Chapter 7 Likelihood Principle (Lecture on 01/23/2020)

The main consideration in this chapter is that, if certain other principles are accepted, the likelihood function must be used as a data reduction device.

Definition 7.1 (likelihood function) Let \(f(\mathbf{x}|\theta)\) denote the joint pdf or pmf of the sample \(\mathbf{X}=(\mathbf{X}_1,\cdots,\mathbf{X}_n)\). Then given that \(\mathbf{X}=\mathbf{x}\) is observed, the function of \(\theta\) defined by \(L(\theta|\mathbf{x})=f(\mathbf{x}|\theta)\) is called the likelihood function.
Comparison of the likelihood function gives an approximate comparison of the probability of the observed sample value \(\mathbf{x}\) under possible values of \(\theta\).
Definition 7.2 (Likelihood Principle) If \(\mathbf{x}\) and \(\mathbf{y}\) are two sample points such that \(L(\theta|\mathbf{x})\) is proportional to \(L(\theta|\mathbf{y})\), that is, there exists a constant \(C(\mathbf{x},\mathbf{y})\) such that \[\begin{equation} L(\theta|\mathbf{x})=L(\theta|\mathbf{y})C(\mathbf{x},\mathbf{y}),\forall\theta \tag{7.1} \end{equation}\] then the conclusion drawn from \(\mathbf{x}\) and \(\mathbf{y}\) should be identical.

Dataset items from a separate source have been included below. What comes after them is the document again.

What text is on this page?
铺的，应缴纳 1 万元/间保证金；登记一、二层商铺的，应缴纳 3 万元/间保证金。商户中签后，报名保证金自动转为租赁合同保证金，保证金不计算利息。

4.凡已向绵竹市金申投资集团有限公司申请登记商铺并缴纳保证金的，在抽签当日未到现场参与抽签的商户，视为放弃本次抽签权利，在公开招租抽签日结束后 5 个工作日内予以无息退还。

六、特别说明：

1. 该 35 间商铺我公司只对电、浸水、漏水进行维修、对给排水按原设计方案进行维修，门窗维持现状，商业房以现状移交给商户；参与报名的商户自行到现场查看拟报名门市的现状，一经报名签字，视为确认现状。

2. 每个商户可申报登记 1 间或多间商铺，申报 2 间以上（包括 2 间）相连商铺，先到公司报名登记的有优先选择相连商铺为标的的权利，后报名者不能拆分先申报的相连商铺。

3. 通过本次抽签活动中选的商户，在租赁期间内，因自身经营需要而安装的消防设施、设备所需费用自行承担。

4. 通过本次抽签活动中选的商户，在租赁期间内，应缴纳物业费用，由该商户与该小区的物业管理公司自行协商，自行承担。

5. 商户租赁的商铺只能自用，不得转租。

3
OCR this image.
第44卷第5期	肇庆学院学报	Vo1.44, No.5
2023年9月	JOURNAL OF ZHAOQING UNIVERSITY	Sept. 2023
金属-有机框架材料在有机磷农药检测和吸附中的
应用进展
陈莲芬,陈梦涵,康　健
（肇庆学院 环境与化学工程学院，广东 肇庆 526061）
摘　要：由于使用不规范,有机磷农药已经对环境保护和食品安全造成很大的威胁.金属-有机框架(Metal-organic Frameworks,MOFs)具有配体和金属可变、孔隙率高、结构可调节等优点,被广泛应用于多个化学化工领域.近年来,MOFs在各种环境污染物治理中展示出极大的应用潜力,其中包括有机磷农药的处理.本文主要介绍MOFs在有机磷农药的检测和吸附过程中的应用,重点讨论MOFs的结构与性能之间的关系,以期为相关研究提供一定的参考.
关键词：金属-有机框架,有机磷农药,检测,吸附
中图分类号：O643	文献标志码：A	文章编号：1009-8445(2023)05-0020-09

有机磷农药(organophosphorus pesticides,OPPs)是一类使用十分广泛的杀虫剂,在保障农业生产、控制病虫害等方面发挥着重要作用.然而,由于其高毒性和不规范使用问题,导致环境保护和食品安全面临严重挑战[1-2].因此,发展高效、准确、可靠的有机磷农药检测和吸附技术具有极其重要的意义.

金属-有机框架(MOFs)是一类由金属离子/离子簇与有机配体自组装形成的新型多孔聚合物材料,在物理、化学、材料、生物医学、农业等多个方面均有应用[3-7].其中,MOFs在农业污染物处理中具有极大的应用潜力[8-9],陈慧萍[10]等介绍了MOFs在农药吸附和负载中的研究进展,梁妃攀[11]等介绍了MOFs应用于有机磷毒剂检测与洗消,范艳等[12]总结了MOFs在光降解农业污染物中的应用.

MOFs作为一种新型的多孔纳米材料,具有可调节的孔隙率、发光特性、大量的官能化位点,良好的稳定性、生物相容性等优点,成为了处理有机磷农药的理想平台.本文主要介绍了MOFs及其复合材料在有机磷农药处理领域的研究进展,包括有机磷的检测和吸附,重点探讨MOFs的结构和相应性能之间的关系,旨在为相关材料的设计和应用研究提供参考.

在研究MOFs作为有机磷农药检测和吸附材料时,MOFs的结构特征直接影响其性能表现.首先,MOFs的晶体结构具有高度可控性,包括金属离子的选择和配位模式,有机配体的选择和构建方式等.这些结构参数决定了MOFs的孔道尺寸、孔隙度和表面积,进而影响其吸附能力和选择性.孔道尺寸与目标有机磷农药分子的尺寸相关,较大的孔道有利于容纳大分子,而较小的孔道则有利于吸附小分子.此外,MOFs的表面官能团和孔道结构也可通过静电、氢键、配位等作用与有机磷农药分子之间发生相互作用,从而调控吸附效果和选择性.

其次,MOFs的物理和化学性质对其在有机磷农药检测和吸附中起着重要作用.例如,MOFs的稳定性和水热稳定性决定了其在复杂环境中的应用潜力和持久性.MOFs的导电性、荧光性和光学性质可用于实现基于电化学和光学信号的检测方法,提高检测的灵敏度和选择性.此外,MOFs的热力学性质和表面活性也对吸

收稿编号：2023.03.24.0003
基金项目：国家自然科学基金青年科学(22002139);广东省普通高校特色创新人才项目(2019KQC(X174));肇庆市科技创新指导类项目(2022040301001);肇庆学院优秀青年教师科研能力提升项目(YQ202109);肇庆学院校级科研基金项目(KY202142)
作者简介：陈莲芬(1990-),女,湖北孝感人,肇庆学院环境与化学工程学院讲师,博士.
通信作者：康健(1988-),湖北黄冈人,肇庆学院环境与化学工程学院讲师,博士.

The rational behind likelihood principle is: the likelihood function is used to compare the plausibility of various parameter values, and if \(L(\theta_1|\mathbf{x})=2L(\theta_2|\mathbf{x})\), then in some sense \(\theta_1\) is twice as plausible as \(\theta_2\). If (7.1) also holds, then \(L(\theta_1|\mathbf{y})=2L(\theta_2|\mathbf{y})\). Thus, \(\mathbf{x}\) and \(\mathbf{y}\) provide same information about \(\theta\).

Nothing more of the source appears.